Scanning through the rest of the tests I think I've captured all of the failure scenarios we are seeing today for this.

Next steps:
- Understand if there's something better we can do to ensure vSphere capacity is provided for (I suspect some tests aren't requesting the right number of machines)
- Understand if there's anything that can be done to investigate slow Azure boots
- Find out who owns the RHEL tests and see if they can come up with a way to prevent this test from failing in this manner

Comment 8 Joel Speed 2021-08-17 12:53:29 UTC

Spoke to the installer team about the RHEL issue and they are aware and tracking that https://bugzilla.redhat.com/show_bug.cgi?id=1979966

The Azure slow boots are the same symptoms as https://bugzilla.redhat.com/show_bug.cgi?id=1942145 which the RHCOS team are aware of, I have added the details from my analysis today to this so hopefully this gets picked up again soon

Comment 9 Joel Speed 2021-08-19 09:57:52 UTC

I spoke to the splat team yesterday who showed me that CI jobs now have vsphere diagnostic data captured during the gather steps in deprovision.

Looking at the above failures for vSphere, the VM screenshots for the Machines that never came up suggest that the VMs are actually not powered on.

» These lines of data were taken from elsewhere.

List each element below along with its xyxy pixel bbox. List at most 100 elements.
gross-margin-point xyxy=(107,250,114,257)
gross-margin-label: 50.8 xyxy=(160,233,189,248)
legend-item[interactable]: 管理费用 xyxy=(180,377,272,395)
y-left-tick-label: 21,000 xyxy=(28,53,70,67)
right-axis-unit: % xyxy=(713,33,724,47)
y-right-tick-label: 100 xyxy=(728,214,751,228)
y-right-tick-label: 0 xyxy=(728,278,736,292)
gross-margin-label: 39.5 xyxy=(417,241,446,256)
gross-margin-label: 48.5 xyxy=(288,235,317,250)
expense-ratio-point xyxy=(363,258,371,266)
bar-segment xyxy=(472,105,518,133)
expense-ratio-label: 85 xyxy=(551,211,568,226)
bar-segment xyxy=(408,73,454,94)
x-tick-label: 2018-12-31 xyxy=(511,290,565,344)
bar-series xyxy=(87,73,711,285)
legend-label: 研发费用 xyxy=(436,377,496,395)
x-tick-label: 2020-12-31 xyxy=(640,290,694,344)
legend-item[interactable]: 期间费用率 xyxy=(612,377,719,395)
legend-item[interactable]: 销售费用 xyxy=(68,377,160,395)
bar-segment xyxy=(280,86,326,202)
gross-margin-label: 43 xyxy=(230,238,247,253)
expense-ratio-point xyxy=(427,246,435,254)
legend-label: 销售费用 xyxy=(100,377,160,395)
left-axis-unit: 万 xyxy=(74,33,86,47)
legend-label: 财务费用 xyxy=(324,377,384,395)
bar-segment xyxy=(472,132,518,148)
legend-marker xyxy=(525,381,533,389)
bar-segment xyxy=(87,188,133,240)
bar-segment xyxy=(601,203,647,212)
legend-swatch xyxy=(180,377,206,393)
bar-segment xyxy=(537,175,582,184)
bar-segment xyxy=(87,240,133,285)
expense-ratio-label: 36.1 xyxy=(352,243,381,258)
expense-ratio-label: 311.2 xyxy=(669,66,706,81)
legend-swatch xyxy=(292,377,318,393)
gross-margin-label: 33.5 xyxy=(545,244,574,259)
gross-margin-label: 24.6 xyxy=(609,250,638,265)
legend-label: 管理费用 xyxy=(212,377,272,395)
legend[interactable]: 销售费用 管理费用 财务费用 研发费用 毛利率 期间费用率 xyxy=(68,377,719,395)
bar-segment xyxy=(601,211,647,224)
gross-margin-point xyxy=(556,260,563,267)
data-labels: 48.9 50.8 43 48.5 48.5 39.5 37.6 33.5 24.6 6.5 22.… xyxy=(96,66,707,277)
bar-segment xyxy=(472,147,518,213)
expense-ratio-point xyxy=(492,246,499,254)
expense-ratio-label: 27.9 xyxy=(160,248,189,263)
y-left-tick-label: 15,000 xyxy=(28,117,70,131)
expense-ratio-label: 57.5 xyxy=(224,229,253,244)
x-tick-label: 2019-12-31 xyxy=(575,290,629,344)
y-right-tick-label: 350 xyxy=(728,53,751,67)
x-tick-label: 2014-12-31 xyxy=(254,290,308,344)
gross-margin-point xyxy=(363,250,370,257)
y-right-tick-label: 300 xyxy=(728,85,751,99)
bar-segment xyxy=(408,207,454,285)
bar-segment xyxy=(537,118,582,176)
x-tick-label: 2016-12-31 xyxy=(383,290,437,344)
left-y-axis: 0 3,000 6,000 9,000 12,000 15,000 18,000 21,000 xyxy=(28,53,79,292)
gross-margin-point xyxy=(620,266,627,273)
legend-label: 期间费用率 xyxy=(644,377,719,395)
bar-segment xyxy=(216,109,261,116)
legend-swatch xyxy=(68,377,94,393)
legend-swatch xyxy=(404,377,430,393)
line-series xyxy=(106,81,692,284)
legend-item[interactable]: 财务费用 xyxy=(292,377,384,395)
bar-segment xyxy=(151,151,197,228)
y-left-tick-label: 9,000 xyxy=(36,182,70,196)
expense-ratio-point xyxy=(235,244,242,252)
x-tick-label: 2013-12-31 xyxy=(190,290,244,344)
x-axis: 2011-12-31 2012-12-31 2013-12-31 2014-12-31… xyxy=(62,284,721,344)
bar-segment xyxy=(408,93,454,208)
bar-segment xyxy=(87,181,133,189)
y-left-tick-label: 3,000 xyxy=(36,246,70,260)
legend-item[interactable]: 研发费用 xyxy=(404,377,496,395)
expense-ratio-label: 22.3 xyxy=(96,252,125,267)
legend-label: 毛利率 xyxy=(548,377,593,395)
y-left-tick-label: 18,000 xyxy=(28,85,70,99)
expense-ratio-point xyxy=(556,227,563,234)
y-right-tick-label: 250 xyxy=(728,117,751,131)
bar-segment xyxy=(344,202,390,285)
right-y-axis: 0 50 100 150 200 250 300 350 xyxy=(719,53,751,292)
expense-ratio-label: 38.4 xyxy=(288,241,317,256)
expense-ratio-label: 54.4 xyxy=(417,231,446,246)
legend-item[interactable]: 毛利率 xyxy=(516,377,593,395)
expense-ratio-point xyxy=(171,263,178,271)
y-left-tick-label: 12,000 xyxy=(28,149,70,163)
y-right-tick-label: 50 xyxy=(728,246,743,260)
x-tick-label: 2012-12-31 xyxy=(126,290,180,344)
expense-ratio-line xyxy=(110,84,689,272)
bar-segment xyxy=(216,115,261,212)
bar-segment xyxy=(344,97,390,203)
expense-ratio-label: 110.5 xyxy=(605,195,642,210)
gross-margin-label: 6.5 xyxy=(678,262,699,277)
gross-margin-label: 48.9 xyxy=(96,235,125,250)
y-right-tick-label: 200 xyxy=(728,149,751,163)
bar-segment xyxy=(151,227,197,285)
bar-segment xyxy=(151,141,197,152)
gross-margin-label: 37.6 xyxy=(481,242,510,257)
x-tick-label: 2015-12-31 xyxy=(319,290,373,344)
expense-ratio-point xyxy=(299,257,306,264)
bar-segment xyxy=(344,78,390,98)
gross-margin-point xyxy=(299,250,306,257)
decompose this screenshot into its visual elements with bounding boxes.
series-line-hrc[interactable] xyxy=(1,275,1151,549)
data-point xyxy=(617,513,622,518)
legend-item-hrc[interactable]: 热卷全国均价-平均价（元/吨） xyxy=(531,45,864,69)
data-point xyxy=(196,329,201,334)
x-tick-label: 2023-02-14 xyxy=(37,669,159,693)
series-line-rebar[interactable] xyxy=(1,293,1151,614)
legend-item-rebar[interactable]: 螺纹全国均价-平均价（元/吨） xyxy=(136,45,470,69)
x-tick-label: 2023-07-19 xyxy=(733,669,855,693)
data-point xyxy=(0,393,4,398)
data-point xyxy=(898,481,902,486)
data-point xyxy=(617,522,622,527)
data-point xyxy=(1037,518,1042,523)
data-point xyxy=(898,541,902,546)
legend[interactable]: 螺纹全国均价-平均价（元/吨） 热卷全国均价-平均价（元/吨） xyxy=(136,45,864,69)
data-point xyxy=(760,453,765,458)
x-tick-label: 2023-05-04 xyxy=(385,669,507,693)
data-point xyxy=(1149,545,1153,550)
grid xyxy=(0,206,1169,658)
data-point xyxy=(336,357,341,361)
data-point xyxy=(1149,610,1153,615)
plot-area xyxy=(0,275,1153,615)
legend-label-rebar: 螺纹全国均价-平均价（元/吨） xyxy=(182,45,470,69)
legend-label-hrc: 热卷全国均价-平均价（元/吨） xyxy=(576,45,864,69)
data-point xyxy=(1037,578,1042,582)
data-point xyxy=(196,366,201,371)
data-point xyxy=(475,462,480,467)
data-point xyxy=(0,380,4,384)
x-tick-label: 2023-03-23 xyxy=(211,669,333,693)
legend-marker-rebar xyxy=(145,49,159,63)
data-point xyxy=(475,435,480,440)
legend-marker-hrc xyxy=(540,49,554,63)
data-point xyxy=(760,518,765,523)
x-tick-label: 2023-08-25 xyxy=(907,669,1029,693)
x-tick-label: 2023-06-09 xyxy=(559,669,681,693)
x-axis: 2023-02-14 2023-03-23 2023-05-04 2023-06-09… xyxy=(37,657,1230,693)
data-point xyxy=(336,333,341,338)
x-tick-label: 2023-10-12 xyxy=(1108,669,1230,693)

The splat team suggested that the issue could be related to this existing bug https://bugzilla.redhat.com/show_bug.cgi?id=1952739

The team are also going to add additional VM information to the vSphere diagnostics to allow us to determine VM configuration and in particular power states.

---

This means that all three of the symptoms identified for the failures in these tests are known issues and have teams actively working on them/bugs assigned to the appropriate teams.

I don't think there's much more we can do with this bug in particular, I'm going to close it now and defer to the other teams with their respective bugs.